On Sunday, Crystal, myself and a friend did our second significant hike of the season. It was a long day but we had a great time, got some exercise and spent some time out of the city (without actually being too far from the city).
Crystal and I are pretty keen to push our limits in hiking, but we had a friend with us who was concerned that he was pretty out of shape, so I started looking for a hike that would be challenging but not too crazy. I considered the Lynn Peak trail, until I got to the part of the review that described it as the Grouse Grind, just less busy. That sounded a little more difficult than what we were looking for. A bit more browsing brought me to Baden Powell from Lynn Canyon to Grouse.
Intermediate difficulty, 5 hours total hike, and only 220 metres elevation gain all sounded like it fit the bill.
Since none of us downtown residents bothers to own a car, we hoofed it down to the Seabus and then jumped on the #229 bus at Lonsdale Quay, which dropped us off a block or so away from Lynn Canyon Park. It turns out, however, that we could have saved time and effort by taking the #228 bus and getting off at the end of Dempsey Road. Ah well, despite the crush of tourists, Lynn Canyon Park is a good place to grab snacks, water, and/or use the washroom before setting out. The hike from Lynn Canyon to Lynn Headwaters is about 15 minutes along the west side of the creek before a short, fairly steep ascent to Dempsey Road (the spot you’d get off the #228 bus).

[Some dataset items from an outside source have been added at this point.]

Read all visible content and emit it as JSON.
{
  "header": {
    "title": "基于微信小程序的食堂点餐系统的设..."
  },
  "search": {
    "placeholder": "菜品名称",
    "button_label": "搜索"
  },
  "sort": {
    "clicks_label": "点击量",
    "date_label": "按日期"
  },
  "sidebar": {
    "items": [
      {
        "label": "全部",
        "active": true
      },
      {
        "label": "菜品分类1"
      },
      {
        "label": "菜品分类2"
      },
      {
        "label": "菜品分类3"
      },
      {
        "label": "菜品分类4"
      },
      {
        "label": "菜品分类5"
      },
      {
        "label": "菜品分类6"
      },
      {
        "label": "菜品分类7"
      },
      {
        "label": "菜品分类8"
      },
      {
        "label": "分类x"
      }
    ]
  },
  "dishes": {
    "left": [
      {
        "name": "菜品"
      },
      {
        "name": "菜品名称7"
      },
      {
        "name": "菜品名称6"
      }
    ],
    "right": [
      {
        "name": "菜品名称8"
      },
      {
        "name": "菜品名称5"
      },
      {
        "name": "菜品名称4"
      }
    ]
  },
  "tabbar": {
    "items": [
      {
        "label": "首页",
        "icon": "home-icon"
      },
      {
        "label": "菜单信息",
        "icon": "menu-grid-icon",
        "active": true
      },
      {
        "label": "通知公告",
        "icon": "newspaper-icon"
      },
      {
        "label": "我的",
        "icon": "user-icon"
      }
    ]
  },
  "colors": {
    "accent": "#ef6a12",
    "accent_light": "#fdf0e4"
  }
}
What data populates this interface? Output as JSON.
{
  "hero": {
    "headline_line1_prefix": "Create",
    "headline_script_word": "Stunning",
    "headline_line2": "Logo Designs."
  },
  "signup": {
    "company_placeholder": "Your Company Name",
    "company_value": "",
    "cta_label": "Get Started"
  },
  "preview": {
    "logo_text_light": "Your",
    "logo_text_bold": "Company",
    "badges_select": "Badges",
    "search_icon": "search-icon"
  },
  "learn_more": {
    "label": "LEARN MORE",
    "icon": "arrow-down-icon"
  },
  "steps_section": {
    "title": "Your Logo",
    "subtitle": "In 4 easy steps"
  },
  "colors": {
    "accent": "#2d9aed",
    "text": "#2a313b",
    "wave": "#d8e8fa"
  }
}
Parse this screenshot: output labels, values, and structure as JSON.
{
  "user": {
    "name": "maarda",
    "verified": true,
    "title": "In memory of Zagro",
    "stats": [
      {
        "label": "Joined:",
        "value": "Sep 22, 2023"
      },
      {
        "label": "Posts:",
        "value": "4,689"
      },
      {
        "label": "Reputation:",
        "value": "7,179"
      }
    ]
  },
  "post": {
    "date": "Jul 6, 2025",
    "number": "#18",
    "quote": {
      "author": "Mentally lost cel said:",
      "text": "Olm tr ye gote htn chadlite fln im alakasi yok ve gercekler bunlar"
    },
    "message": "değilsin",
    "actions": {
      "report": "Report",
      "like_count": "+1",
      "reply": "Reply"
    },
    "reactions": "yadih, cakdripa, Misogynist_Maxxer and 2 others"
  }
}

Before getting to the trailhead, we walked down the narrow access road to the Lynn Headwaters Regional Park. There were no crazy drivers the day we were there, but I’d recommend being careful as most of the 750 metre long road doesn’t have a shoulder to walk on. After passing two overflow parking lots on our right we found the start point on our left – and with it our first test. The trail begins with a series of stairs and switchbacks (at about the half way point some helpful individual has marked that you still have 125 steps to go). We weren’t in a rush, so we stopped once or twice to catch our breath. Since we hadn’t done the trail before, it seemed wise not to burn ourselves out.
After the stair challenge, the trail flattened out until we intersected with the top of Mountain Highway – apparently a very popular off-leash dog-walking area. We took a quick break and refilled our water bottles at the fountain before hitting the next challenge. This portion of the trail is quite well-groomed and I believe it’s maintained by a local mountain-biking club. It is also quite steep and, 15 minutes in, we actually discussed whether we were in good enough condition to continue. Pride proved stronger than our tired legs and we pushed on. The trail soon flattened out and we were glad we persevered.
While the total elevation gain might only be 220 metres, it definitely feels like more because of the constant switching back and forth from climbing to descending. There were several trails that intersected with the Baden Powell, at least one of which leads to the peak of Grouse Mountain – another alternate Grouse Grind I suppose. With one minor accidental exception, we stayed on the Baden Powell the whole way.
Even with several short breaks and a bit of extra hiking at the start, we finished the trail in just over 4 hours. We were all a bit tired, and our friend’s legs were a bit shaky, but we were happy and proud to have completed a beautiful, challenging hike.
This part of Baden Powell ends at the base of Grouse Mountain – site of the famous Grouse Grind Yuppie Alpine Club. We were a little tempted by the Starbucks, but the area was packed with people so we just hopped onto the #236 bus which brought us to Lonsdale Quay and the Seabus back to downtown.
While it’s nice just to get out into nature once in a while, you really need to hike this particular trail just for the sake of hiking. There are only one or two places where you can actually get a decent view of anything. One of those view points had a nice new bench, so we took a quick break there. I tried to get a few shots of the view, but my iPhone (3Gs) couldn’t capture anything but a blur.
This definitely isn’t a backcountry trail. There are several places where you are walking right beside a paved road and there are a few houses built within 10-15 metres of the trail. It may not be as busy as Lynn Canyon or The Grind, but we did meet at least a dozen people along the way, ranging from hardcore trail runners to a group of SFU students to a couple of older ladies who powered past us in a blur of MEC jackets and trekking poles.
In addition to many sets of stairs, portions of the trail that are prone to getting muddy have been nicely built up with wooden walkways, but there are also steeper portions that are very rough and worn down. The trail is rated for all-year-round use, but I would be very hesitant to tackle it during heavy rain or in icy conditions.
While there are some very steep parts, none of them are very long and there are more than enough level portions to let you catch your breath. I would recommend this trail to anyone who is looking for a moderate challenge and isn’t motivated by reaching a particular view point.